For my family, my father came to this area during the Korean War. My mother was a school teacher in Honolulu. Our story is a little bit different. Many people here have come under the guise of Relocation. When Relocation occurred, the men would go ahead and they would be trained in jobs like welding, auto assembly, and the women would learn to open small businesses. This was about 1950 to 1970. A lot of Native people in the Bay Area come from this. We have a population in California of about 1 million today.
Kay Kay Kinney: Connected with Native spirituality
My mother was Apache and Swedish. My grandmother was also that, and my grandfather was Apache. My Father was Worhocmoc
My father was a hunter, and in the Native way when a game was brought home, blessings were brought over the body and we were not to touch it or eat it until my mother said it as oaky to do so. If the blessings had not taken place, the animal was taken to a barrel out back and burned. Those are the types of things that I grew up with.
I like to think that this upbringing instilled a super strong spiritual aspect in me and it will continue to carry me for the rest of my life. I don’t like to use the word religion, because it’s not that. But it is spiritual. It’s very hard to explain…When I say spiritual, it’s not spirits that go flying through the room, it’s just what carries you on a day-to-day basis. It allows you to continue your life as it should be.
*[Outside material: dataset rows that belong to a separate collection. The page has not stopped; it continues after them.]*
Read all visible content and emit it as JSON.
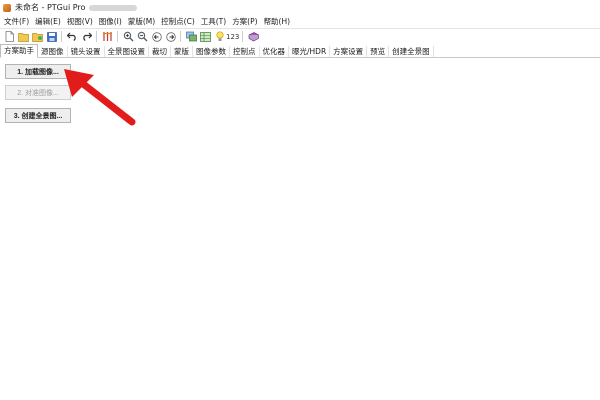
{
  "window": {
    "title": "未命名 - PTGui Pro"
  },
  "menu": [
    "文件(F)",
    "编辑(E)",
    "视图(V)",
    "图像(I)",
    "蒙版(M)",
    "控制点(C)",
    "工具(T)",
    "方案(P)",
    "帮助(H)"
  ],
  "toolbar": {
    "zoom_label": "123"
  },
  "tabs": [
    "方案助手",
    "源图像",
    "镜头设置",
    "全景图设置",
    "裁切",
    "蒙版",
    "图像参数",
    "控制点",
    "优化器",
    "曝光/HDR",
    "方案设置",
    "预览",
    "创建全景图"
  ],
  "wizard": {
    "load_images": "1. 加载图像...",
    "align_images": "2. 对准图像...",
    "create_panorama": "3. 创建全景图..."
  },
  "colors": {
    "arrow": "#e21b1b"
  }
}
Being Native and being raised with certain beliefs and so forth, for some strange reason as a child I thought that my mouth was a weapon. As a little girl I had a thing about biting. It’s almost impossible to explain this to make it make sense, because it doesn’t make sense. But it did to me at the time. Part of this comes from the fact that I was born deaf. At the time I was 90% deaf, so the fact that my mouth was my tool so to speak. It was a spiritual embodiment of certain body parts, and I feel that was connected to my Apache heritage.